[olpc-software] graceful handling of out-of-memory conditions

Christopher Blizzard blizzard at redhat.com
Wed Mar 29 21:59:31 UTC 2006


Havoc Pennington wrote:
> On top of that, it seems to be widely accepted that teenagers talking to 
> teenagers these days use IM instead of email virtually always, using 
> email only to talk to adults or web stores or what have you.
> 
> What this means is that a kids' laptop in the US could easily just punt 
> and say "get a hotmail/gmail/yahoo account"
> 
> I won't pretend to know how email fits in to One Laptop Per Child, but 
> if a "thick client" mail app is uninteresting to US teenagers, perhaps 
> there are creative ways to avoid needing one on the global laptop too.

I think the answer here is "something in the middle."  Being able to 
read mail offline is pretty important, but keeping things simple and 
easy to use is important.  Right now on Linux we have the two extremes: 
easy via webmail or crazy-stupid-complex mail clients.  Mail clients 
tend to adapt to everyone's environements.  (Kind of like cracking out 
gnome-terminal?)

One of the nice things we can do here is to be able to dictate some of 
the environment.  The carrot being that we can provide an easy to use 
interface with a clean method for configuration and the stick being that 
we don't really have any other options available.

As for chat, we need to move to something that supports both servers and 
peer-to-peer - at least from the interface standpoint.  People have 
brought up using jabber for the servers and there appears to be little 
consensus on the peer to peer aspects; I have inventing, but it's clear 
that we're going to have to do some of that, especially on the interface 
side.  Nearly everything I've seen that's out there has serious problems 
in the context of OLPC.

> 
> Possible questions, Where does the IMAP server live in the envisioned 
> One Laptop Per Child deployment? Could a webmail server live there 
> instead for example? To what extent will the kids be using some sort of 
> chat, vs. email, and who will the kids be chatting with or emailing?

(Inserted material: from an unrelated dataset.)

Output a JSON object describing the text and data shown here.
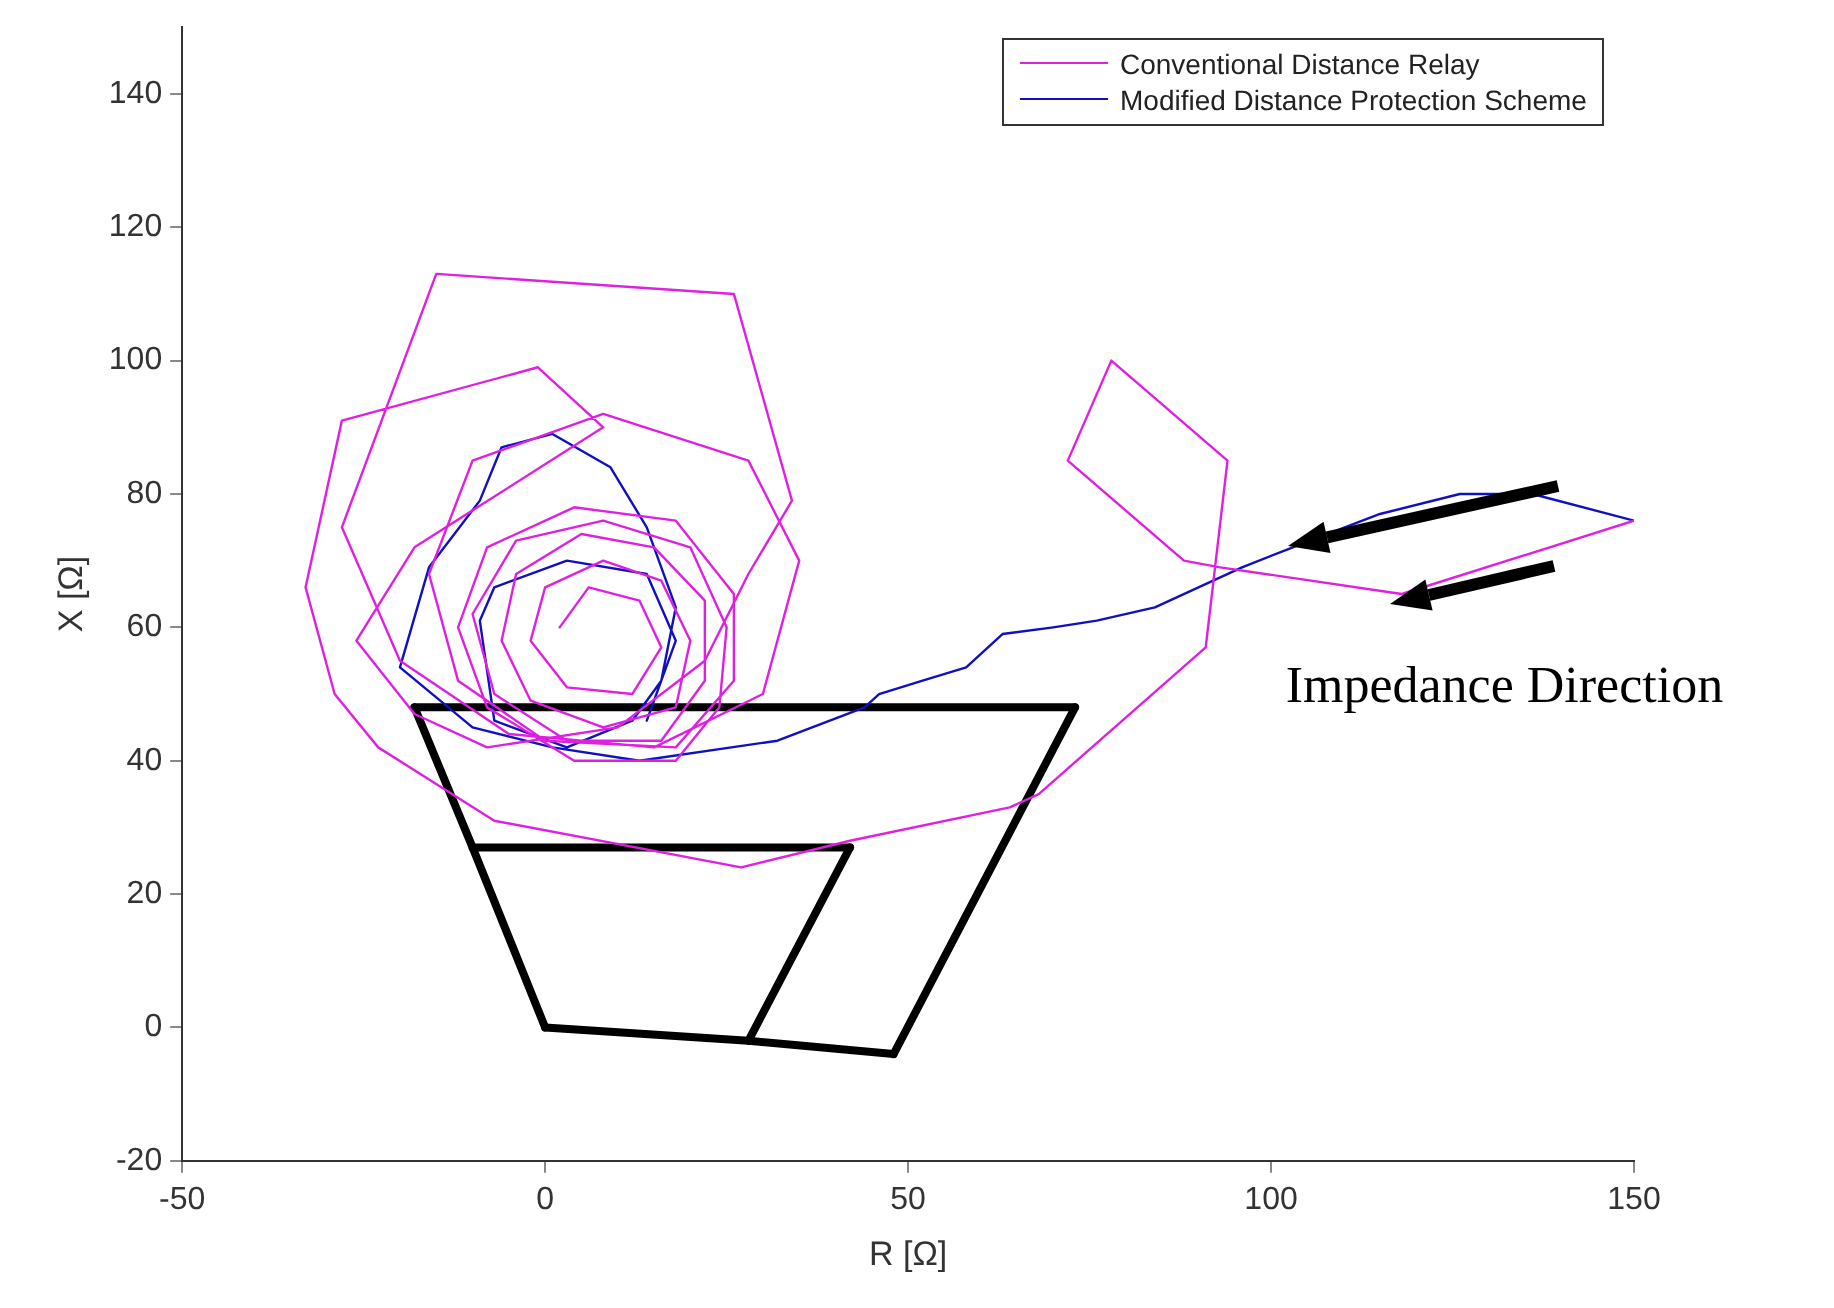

The model that we've been talking about using is that there's a small 
server that sits in each school.  This server isn't really anything more 
than the laptop that you see with a disk enclosure added to the back to 
a USB port.  The idea is that the software and experience is as close to 
the same as the laptop itself.  That is, it's largely autonomous and 
self managing, patches are applied in exactly the same way, etc.  The 
only difference being some switches that are flipped that say "I'm a 
server" and then it starts acting like one.